W spotkaniu udział wzięli między innymi: Ryszard Błażnik – doradca prezydenta ds. bezpieczeństwa, Joanna Piotrowska – prezeska Fundacji „Feminoteka” w Warszawie, Grażyna Urbańska – dyrektorka Miejskiego Ośrodka Pomocy Społecznej, Krzysztof Czaja – przewodniczący Zespołu Interdyscyplinarnego, Romana Biełus – nadkomisarz z Komendy Miejskiej Policji, Małgorzata Jankowska – dyrektorka Specjalistycznego Ośrodka Wsparcia i Interwencji Kryzysowej, Iwona Michańcio – naczelna pielęgniarka w Szpitalu Ginekologiczno Położniczym w Wałbrzychu, Andrzej Piotrowski z wałbrzyskiej Straży Miejskiej, Elżbieta Soroczyńska – kierowniczka II Zespołu Kuratorów Sądowych, Katarzyna Świderska- Złoch – kierowniczka I Zespołu Kuratorów Sądowych, Joanna Dobrowolska – kierowniczka Biura Edukacji i Wychowania U.M., Stefania Pawełek – radna, przewodnicząca Komisji Rodziny i Spraw Społecznych, Artur Torbus - przewodniczący Komisji Przestrzegania Prawa, Bezpieczeństwa Statutowej i Etyki, Urszula Polowy – dyrektorka Poradni Psychologiczno Pedagogicznej, Barbara Żurakowska – prezeska fundacji „Kobiety zmieniają świat”, Elżbieta Polewska – pełnomocniczka Kongresu Kobiet, partnerka Antyprzemocowej Sieci Kobiet, przedstawiciele "Stowarzyszenia Dolnośląski Kongres Kobiet", oraz oczywiście Roman Szelemej – prezydent Wałbrzycha i Maria Anna Romańska – przewodnicząca Rady Miejskiej Wałbrzycha.

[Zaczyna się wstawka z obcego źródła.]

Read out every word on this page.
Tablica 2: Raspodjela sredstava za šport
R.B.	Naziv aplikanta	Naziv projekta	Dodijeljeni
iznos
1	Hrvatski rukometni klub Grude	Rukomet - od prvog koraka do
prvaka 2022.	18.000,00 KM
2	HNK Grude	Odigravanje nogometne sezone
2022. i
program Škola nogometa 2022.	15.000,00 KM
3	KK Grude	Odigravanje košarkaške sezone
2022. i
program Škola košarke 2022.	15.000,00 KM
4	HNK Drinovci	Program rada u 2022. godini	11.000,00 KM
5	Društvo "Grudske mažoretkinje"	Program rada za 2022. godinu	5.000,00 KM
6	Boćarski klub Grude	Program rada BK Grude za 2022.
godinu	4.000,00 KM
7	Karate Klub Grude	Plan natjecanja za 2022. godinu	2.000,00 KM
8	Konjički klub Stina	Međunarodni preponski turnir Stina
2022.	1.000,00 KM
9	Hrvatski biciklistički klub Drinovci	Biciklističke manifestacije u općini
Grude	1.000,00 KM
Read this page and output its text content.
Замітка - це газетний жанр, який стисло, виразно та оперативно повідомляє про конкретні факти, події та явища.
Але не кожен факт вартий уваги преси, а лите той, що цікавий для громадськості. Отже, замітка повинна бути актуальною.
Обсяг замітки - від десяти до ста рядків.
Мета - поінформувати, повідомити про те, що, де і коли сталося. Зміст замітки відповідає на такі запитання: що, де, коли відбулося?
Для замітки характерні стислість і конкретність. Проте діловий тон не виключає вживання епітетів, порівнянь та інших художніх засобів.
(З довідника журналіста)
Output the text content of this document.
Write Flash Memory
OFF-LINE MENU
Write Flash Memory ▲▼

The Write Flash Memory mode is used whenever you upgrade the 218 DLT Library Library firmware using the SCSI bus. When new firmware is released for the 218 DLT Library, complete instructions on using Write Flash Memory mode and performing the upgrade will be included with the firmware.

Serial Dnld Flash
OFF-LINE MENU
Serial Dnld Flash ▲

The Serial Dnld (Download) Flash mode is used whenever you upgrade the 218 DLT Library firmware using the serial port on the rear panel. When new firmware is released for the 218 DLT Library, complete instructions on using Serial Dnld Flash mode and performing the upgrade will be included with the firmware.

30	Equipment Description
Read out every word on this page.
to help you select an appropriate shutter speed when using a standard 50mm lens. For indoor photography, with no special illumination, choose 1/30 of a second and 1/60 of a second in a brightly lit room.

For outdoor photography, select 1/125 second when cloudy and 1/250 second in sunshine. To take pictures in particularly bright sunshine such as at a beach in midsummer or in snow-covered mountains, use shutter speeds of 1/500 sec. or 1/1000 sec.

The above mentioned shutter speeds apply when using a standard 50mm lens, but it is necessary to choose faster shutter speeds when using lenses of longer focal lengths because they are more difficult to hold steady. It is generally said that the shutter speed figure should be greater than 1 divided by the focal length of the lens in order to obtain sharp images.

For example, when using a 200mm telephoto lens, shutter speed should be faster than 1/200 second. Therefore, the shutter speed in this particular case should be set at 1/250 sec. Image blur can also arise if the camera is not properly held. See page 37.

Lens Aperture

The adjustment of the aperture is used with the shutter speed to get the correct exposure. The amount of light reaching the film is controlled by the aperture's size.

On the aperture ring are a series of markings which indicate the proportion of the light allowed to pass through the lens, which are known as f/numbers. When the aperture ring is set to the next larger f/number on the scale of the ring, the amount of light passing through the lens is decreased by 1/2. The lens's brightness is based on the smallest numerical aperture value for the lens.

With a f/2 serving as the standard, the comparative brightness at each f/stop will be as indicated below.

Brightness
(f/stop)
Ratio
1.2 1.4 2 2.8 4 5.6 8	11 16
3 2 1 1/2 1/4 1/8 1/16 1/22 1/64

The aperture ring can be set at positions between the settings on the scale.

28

- Jest źle. Mówimy ogólnie o przemocy w rodzinie, natomiast mało mówi się o przemocy wobec kobiet, które w 90 procentach są ofiarami przemocy. W lokalnych programach przeciwdziałania przemocy, które tworzą samorządy, są wymieniane osoby, rodzina a nie kobiety. I to jest problem, który chcemy poruszyć - powiedziała Elżbieta Polewska – pełnomocniczka Kongresu Kobiet.
Celem spotkania było omówienie tematu osób i rodzin dotkniętych przemocą, ze szczególnym uwzględnieniem przemocy wobec kobiet, które są najczęstszymi ofiarami przemocy. Podczas spotkania wyznaczane były kierunki i formy współpracy między instytucjami wchodzącymi w skład systemu zajmującego się tym problemem. Dodatkowo w ramach spotkania przedstawiony został raport "Monitoring lokalnych programów przeciwdziałania przemocy w rodzinie z perspektywy płci" przygotowany na podstawie monitoringu przeprowadzonego przez fundację Feminoteka wraz z 15 innymi organizacjami i grupami z całej Polski. Monitoring przeprowadzono w ramach projektu "Antyprzemocowa Sieć Kobiet" w okresie od lipca do października 2015 roku. W ramach monitoringu objęto badaniem 15 programów wojewódzkich, 81 programów powiatowych i 221 programów gminnych. Programy były analizowane pod kątem ilościowym i jakościowym. Do analizy wykorzystano ankietę zawierającą 69 pytań, podzielonych na 3 grupy: 1 - przemoc wobec kobiet, 2 - skuteczne ramy dla działań i 3 - ewaluacja.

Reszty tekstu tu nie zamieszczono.